Ernie VIL’s method was employed by the president of aaai-2021. The address of the paper is:

4、 Ernie unimo, a model integrating language and vision

Big data is one of the key foundations for the success of in-depth learning. The current pre training methods are usually carried out on different modal data, which is difficult to support the tasks of various languages and images at the same time. Can the AI system based on deep learning learn all kinds of heterogeneous modal data such as single-mode and multi-mode at the same time? If it can be realized, it will undoubtedly further open the boundary of deep learning for large-scale data utilization, so as to further improve the general ability of perception and cognition of AI system.
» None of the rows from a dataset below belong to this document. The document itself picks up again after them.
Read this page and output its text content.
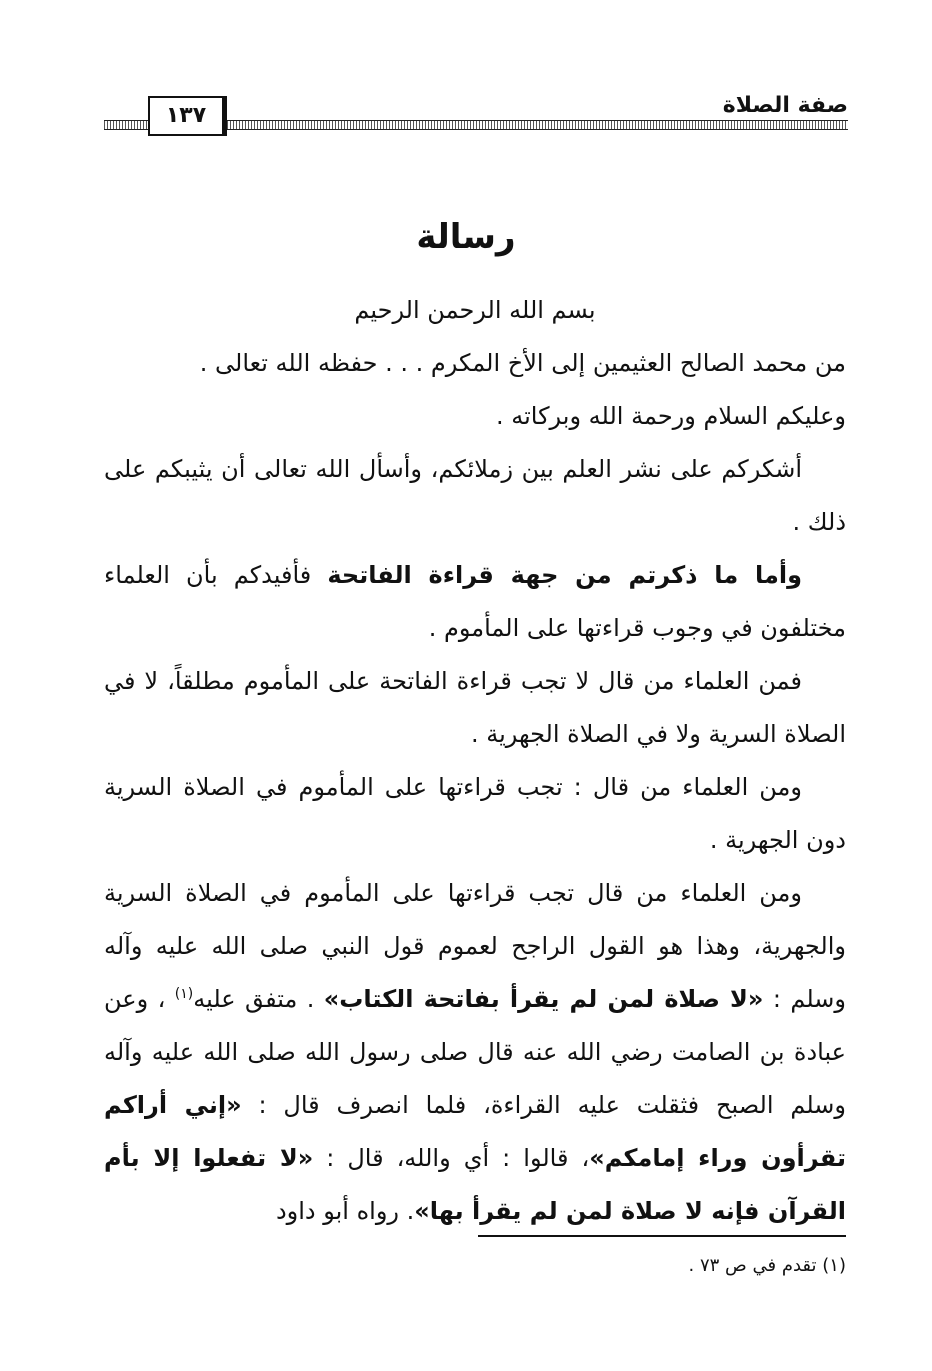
١٣٧	صفة الصلاة
رسالة

بسم الله الرحمن الرحيم

من محمد الصالح العثيمين إلى الأخ المكرم . . . حفظه الله تعالى .

وعليكم السلام ورحمة الله وبركاته .

أشكركم على نشر العلم بين زملائكم، وأسأل الله تعالى أن يثيبكم على ذلك .

وأما ما ذكرتم من جهة قراءة الفاتحة فأفيدكم بأن العلماء مختلفون في وجوب قراءتها على المأموم .

فمن العلماء من قال لا تجب قراءة الفاتحة على المأموم مطلقاً، لا في الصلاة السرية ولا في الصلاة الجهرية .

ومن العلماء من قال : تجب قراءتها على المأموم في الصلاة السرية دون الجهرية .

ومن العلماء من قال تجب قراءتها على المأموم في الصلاة السرية والجهرية، وهذا هو القول الراجح لعموم قول النبي صلى الله عليه وآله وسلم : «لا صلاة لمن لم يقرأ بفاتحة الكتاب» . متفق عليه$^{(١)}$ ، وعن عبادة بن الصامت رضي الله عنه قال صلى رسول الله صلى الله عليه وآله وسلم الصبح فثقلت عليه القراءة، فلما انصرف قال : «إني أراكم تقرأون وراء إمامكم»، قالوا : أي والله، قال : «لا تفعلوا إلا بأم القرآن فإنه لا صلاة لمن لم يقرأ بها». رواه أبو داود

(١) تقدم في ص ٧٣ .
In the first mock exam, ERNIE-UNIMO integrates the language and vision model, and uses unified mode learning method. It uses single mode text, single mode image and multi-mode text to train data, and to learn the unified semantic representation of text and image, so that it has the ability to deal with various single modal and cross modal tasks at the same time. The core module of this method is a transformer network. In the specific training process, the three modal data of text, image and picture and text pair are randomly mixed together, in which the image is transformed into the target sequence, the text is transformed into the token sequence, and the picture and text pair is transformed into the splicing of the target sequence and the word sequence. Unified modal learning performs the first mock exam of three types of data, and performs self-supervised learning based on mask prediction in target sequences or word sequences. It also performs cross modal learning based on graph and text, thus achieving unified representation of images and texts. Furthermore, this joint learning method also makes text knowledge and visual knowledge enhance each other, so as to effectively improve the ability of text semantic representation and visual semantic representation.


This method surpasses the mainstream text pre training model and multi-mode pre training model in language understanding and generation, multi-mode understanding and generation, 4 types of scenes and 13 tasks, and tops the authoritative visual Q & a list VQA and text reasoning list Anli. It is verified for the first time that language knowledge and visual knowledge can enhance each other through non parallel text and image single-mode data.

This job is employed by the president of acl2021. The address of the thesis is:

5、 Solve NLP technical problems and help industry intellectualization

Wenxin Ernie released four pre training models with new open source to continuously promote the innovation and application of NLP model technology research.

Language and knowledge technology are regarded as the core of artificial intelligence cognitive ability. Since 2019, Baidu has made a series of world breakthroughs by virtue of its profound accumulation in the field of natural language processing, and released Wenxin Ernie semantic understanding platform, which is widely used in finance, communication, education, Internet and other industries to help the intelligent upgrading of the industry.


As the “pearl on the crown of artificial intelligence”, NLP has always been the forefront of artificial intelligence technology R & D and implementation practice. Based on the leading semantic understanding technology, baidu Wenxin platform helps enterprises cross the threshold of technology, tools, computing power and talents on the NLP track, open to developers and enterprises, comprehensively accelerate the NLP technology, help the intelligent upgrading of the whole industry, and insert intelligent “wings” for the large-scale production of AI industry.
Baidu natural language processing (NLP) takes “understanding language, having intelligence and changing the world” as its mission, develops the core technology of natural language processing, creates a leading technical platform and innovative products, serves global users and makes the complex world simpler.